Is false income data a symptom of an industry that has run its course?
Could the scandal at Home Capital just be the beginning? The Canadian alternative mortgage company halted its shares after it was revealed that some of its brokers had been falsifying information on the income of mortgage customers.
As the soaring housing markets in Alberta and Saskatchewan go off the boil, a gradual weakening in Canada’s roaring real estate business may reveal more irregularities in the market.
It is a phenomenon we have seen happen so frequently that the uncovering of scandal in a market is often seen as a cause rather that a symptom of a market’s decline. Sometimes they go hand in hand.

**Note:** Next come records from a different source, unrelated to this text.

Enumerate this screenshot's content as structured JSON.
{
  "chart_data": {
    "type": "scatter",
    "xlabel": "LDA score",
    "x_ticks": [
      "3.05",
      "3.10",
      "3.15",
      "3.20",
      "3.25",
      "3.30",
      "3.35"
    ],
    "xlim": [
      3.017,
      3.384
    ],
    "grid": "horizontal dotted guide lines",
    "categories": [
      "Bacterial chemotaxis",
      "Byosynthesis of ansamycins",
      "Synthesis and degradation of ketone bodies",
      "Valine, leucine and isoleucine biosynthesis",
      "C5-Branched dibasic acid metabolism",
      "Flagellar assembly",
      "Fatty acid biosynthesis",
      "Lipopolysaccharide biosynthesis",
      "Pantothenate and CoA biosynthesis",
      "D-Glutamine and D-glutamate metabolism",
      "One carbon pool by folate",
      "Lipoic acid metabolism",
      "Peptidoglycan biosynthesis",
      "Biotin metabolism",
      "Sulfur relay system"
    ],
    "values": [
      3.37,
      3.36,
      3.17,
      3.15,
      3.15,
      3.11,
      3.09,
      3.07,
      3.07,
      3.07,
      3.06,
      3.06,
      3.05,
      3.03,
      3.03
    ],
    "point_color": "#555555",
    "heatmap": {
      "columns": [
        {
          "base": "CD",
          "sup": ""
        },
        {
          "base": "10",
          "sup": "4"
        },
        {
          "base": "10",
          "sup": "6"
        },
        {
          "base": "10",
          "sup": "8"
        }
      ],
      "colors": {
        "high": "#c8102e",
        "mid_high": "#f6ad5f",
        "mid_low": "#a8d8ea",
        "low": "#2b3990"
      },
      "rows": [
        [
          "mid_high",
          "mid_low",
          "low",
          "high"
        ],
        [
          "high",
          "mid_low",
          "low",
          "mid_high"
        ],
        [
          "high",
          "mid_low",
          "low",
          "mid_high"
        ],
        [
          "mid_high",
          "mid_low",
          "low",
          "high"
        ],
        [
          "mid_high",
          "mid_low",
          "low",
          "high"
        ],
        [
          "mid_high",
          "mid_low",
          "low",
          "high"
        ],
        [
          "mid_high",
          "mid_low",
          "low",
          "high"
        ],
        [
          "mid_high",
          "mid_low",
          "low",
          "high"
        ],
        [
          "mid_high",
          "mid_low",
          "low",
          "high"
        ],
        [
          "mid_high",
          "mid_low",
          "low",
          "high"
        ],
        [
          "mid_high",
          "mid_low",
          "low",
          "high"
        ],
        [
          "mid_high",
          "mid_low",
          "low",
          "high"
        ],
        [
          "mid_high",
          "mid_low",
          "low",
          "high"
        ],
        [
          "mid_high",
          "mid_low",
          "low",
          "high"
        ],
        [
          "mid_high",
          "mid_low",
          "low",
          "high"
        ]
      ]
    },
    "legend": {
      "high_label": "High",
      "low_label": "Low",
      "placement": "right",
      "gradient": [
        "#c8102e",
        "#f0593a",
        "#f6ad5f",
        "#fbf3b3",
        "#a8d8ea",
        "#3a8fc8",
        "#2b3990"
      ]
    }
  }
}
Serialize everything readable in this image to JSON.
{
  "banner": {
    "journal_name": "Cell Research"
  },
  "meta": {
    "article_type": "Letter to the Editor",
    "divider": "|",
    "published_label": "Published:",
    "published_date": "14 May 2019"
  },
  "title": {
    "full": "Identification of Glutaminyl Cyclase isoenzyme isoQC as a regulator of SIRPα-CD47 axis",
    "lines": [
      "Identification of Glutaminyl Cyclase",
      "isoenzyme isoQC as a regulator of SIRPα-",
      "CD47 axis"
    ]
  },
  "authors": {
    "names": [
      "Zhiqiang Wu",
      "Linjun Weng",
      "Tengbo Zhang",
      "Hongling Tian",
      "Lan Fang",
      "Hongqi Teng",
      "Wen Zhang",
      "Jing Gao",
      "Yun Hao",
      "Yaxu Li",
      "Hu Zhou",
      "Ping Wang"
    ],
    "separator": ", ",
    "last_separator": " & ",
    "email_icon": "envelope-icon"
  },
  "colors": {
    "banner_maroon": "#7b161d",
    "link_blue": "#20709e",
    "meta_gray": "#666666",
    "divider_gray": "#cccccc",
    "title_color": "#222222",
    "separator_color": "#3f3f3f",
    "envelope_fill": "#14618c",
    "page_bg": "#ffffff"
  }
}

On a conference call yesterday Home Capital CEO Gerald Soloway insisted that the problem with its brokers was not an indication of a mortgage fraud crisis across Canada. Home Capital’s delinquencies remain low, and the company says it has stopped doing business with the brokers that investigators had shown to be pretending customers’ income qualified them for mortgages.
Pressure to succeed
It is hard to draw a direct line of cause and effect between the first few scandals in a weakening market and that weakening.
But as markets get into trouble, more and more accounts get shuffled off to the riskier end of the business. Pressure to succeed intensifies. People trying to make a living are more willing to take shortcuts. And it is only as the markets weaken that shortcuts — or outright fraud — are revealed.
There are many examples but the most notorious case is Bernie Madoff, author of what many consider be the biggest swindle in U.S. history. Madoff’s scheme was to accept investors’ money and falsify the income statement on their investment returns. Even as other funds began to do badly, Madoff’s remained strong.